Ramón me espera en la calle Honduras, donde antes estaba el paso a nivel y ahora se yergue el mastodonte del nuevo recorrido del tren. Las vías forman un techo involuntario y producen una sombra propicia.
Le pido que caminemos hasta una librería que está cerca. Accede.
Ya en el bar Ramón relata sus viajes por el interior. Dice que Björk estaba enloquecida con los paisajes, que estuvieron en la Quebrada de Humahuaca y que vieron los cerros de siete colores.
Le confieso que no conozco. Se adelanta y dice que él había ido con su padre gracias al sueldo que había otorgado Perón a los obreros en su primer gobierno. Ramón dice que en ese entonces era muy chico y que no recordaba casi nada. “Aunque había estado de chico fue como la primera vez”, agrega.
El bar está casi vacío. Unas chicas charlan y se ríen en la mesa de al lado. La señora que atiende está recostada sobre el mostrador. Tiene el celular entre las manos y el tedio la visita.
La ciudad es como un plano de nuestras humillaciones, pienso mientras cito, involuntariamente, esos versos del viejo ciego que tiene enloquecidos a los argentinos.
Ramón dice que la islandesa no podía creer la variedad de colores de los cerros y que una noche tomó cerveza hasta enloquecer. Le digo que el norte es un páramo de catolicismo y violaciones. Ramón escucha y atiende. Luego dice que ha conversado con algunos pobladores y que vio, en una capilla diminuta, unas mujeres que rezaban como maniáticas. Björk no está acostumbrada a ese nivel de fanatismo y le pidió que fueran a caminar para limpiar las voces de los espíritus. Ramón alquiló una moto y se subieron a uno de los cerros por un caminito invisible. Se instalaron en la ladera seca y se recostaron en un desierto como si fueran unos vaqueros salidos de una película de los setenta.
En un momento, la mujer del mostrador se acerca y nos tiende la cuenta en la mesa. Es una marca nítida de que ha llegado el horario del cierre. Le pido a Ramón que caminemos por Palermo. Ramón hace una mueca con la boca en señal de aprobación. Atravesamos Juan B. Justo y un camión casi nos aplasta. Encaramos por Godoy Cruz. Las luces y los árboles estiran sus brazos metálicos en la noche. Le cuento que el payaso ha avanzado con la investigación. Ramón me interrumpe y habla del paseo nocturno bajo las estrellas civiles de Humahuaca. Le digo que el payaso me ha enviado al pasado. No lo puede creer. Sonríe y saca un cigarrito, un porro hecho por él mismo. Le pregunto por Björk. Me dice que se van a tomar unos días, que después de tantos días juntos necesitan descansar. Ella está en una quinta de Pilar con una amiga haciendo artesanías de papel, grullas y otras cosas parecidas. Ramón se estira y en el aire siento el peso del cansancio.

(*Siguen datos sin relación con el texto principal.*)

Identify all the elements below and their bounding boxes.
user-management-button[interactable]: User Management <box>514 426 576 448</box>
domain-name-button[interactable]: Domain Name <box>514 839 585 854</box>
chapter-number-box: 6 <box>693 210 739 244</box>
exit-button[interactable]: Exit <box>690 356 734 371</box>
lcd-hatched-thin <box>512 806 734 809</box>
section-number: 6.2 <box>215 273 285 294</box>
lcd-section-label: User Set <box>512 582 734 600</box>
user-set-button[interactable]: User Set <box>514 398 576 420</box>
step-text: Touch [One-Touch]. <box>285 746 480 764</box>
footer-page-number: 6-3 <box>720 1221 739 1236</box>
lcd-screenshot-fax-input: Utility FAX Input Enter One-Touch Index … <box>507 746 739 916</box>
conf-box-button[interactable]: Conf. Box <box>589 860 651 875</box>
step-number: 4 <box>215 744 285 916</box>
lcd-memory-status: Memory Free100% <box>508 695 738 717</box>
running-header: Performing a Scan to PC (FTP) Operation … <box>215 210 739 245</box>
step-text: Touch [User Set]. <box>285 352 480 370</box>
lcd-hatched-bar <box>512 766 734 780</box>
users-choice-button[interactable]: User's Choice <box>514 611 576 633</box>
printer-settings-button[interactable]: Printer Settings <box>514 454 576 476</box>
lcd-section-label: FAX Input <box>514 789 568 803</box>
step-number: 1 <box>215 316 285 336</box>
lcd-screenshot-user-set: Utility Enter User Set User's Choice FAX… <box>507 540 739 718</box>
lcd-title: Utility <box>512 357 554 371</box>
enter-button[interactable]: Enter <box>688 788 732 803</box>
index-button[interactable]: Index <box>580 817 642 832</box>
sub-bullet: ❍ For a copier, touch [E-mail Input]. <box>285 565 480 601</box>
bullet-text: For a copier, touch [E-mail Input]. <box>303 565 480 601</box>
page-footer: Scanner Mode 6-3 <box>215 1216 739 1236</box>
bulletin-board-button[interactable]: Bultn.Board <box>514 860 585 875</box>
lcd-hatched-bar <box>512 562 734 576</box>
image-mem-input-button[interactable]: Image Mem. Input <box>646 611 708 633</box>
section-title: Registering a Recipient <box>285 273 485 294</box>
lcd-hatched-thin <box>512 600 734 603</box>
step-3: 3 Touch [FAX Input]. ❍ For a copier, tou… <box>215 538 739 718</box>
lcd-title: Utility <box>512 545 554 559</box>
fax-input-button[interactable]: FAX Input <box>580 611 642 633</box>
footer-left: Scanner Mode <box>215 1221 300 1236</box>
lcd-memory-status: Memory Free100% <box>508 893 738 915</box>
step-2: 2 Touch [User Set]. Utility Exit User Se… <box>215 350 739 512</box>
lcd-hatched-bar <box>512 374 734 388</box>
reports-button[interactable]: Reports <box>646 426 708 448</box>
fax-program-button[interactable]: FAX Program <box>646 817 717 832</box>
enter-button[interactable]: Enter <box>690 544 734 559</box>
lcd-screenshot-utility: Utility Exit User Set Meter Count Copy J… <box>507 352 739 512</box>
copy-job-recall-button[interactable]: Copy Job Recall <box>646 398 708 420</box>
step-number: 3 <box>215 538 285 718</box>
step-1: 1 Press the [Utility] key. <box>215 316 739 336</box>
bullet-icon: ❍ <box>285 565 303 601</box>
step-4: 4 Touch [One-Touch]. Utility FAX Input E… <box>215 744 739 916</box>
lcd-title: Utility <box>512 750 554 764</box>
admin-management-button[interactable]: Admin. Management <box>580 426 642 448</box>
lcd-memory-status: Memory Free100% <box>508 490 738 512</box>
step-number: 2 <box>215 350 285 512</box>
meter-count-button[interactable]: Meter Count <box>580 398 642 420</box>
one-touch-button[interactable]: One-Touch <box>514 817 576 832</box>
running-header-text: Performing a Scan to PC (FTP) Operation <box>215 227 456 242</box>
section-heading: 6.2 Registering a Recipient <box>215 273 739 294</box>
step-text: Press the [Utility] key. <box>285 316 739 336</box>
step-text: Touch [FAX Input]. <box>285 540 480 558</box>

Me pregunta por mis viajes. Le cuento la primera sensación, la del despegue. No está sorprendido. Solo manifiesta una mínima curiosidad por el diálogo con Perón. Agrega que gracias al general él tuvo sus primeras vacaciones. Dice que el viejo, así como era, ayudó a muchos argentinos a salir por primera vez. Sospecho que Ramón hará un elogio del peronismo y le pido que se detenga un momento en la historia, que no vea el peronismo con los ojos del fanático, que se está pareciendo al payaso en sus palabras. Me toca el brazo, me pide que espere, que lo escuche, me pide por favor que piense por única vez en el deseo del pobre. Le digo que no se olvide que vengo de Moreno y que allí la pobreza no es un espejismo. Me dice que una cosa es ser pobre por un tiempo y otra es ser pobre toda la vida. Le encuentro razón.
Nos instalamos en una barcito abandonado en una callecita de Palermo Viejo. Nos tomamos unas birras y la noche se llena de sabor metálico, idilio y melancolía.
Cuando ya el sol despunta entre los perfiles quebrados de los edificios, Ramón confiesa que la islandesa es la mujer de su vida.